— Успокойтесь, Ганс! — Назимов обнял его за плечи. — Мы хорошо понимаем, что существует две Германии. И мы никогда не смешаем нацистов с немецким народом. Ненавидя нацистов, мы желаем немецкому народу подлинной свободы и счастья!
— Как я благодарен вам за эти слова! — Из глаз учителя брызнули слезы. — Будущее Германии — в дружбе с советским народом. Если я выйду из этого ада живым, то всю оставшуюся жизнь посвящу благородному укреплению этой дружбы.
— Вы и здесь можете заниматься этим делом, — тихо сказал Назимов. — Здесь особенно нужна правда людям.
— Я это делаю по мере своих сил. Мимо них прошел, низко согнувшись, какой-то заключенный.

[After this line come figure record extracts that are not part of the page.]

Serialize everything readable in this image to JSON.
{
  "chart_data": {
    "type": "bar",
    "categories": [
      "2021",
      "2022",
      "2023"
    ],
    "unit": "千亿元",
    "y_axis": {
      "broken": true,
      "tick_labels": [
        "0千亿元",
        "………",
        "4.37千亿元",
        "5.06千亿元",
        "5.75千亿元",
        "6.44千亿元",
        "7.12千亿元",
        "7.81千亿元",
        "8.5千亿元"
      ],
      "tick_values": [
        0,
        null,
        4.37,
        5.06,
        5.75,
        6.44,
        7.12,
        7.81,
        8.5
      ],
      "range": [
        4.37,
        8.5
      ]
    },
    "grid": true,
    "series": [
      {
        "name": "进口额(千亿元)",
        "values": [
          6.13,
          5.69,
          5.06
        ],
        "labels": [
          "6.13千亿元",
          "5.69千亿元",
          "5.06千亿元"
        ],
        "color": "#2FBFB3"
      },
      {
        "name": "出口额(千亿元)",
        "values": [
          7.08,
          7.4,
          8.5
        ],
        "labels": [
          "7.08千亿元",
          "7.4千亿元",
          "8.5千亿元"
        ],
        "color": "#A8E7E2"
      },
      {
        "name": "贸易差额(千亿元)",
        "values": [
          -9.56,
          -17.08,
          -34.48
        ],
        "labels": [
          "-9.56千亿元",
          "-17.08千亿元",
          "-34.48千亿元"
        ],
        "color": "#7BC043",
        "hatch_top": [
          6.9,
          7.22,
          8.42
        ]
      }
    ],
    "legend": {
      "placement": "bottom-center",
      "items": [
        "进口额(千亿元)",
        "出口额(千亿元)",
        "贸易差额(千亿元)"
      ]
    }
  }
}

Остановившись неподалеку, он прикуривал огрызок сигареты, в то же время прислушивался к разговору друзей. На груди у него — зеленый винкель уголовника.
— «Муха», — предостерег Назимов.
— Да, здесь много «мух», — понял Ганс. — На чем я остановился? А-а, так вот… Моего брата начали изводить головные боли. Обращался к врачам, те говорят, что все в порядке. «Что понимают терапевты, пойду-ка я к хирургу», решил брат. Хирург исследовал его голову и заявил, что требуется операция. Брат согласился. Через три дня он вернулся домой. От болей и следа не осталось… — Ганс краем глаза взглянул на уголовника и, убедившись, что тот прошел дальше, замолчал.
— Продолжайте, — попросил Назимов.
— Так ведь это же анекдот. Я не люблю анекдотов… Так, на всякий случай запомнил парочку, — объяснил Ганс.
— Мне ведь они тоже могут пригодиться. Рассказывайте, чем кончилось.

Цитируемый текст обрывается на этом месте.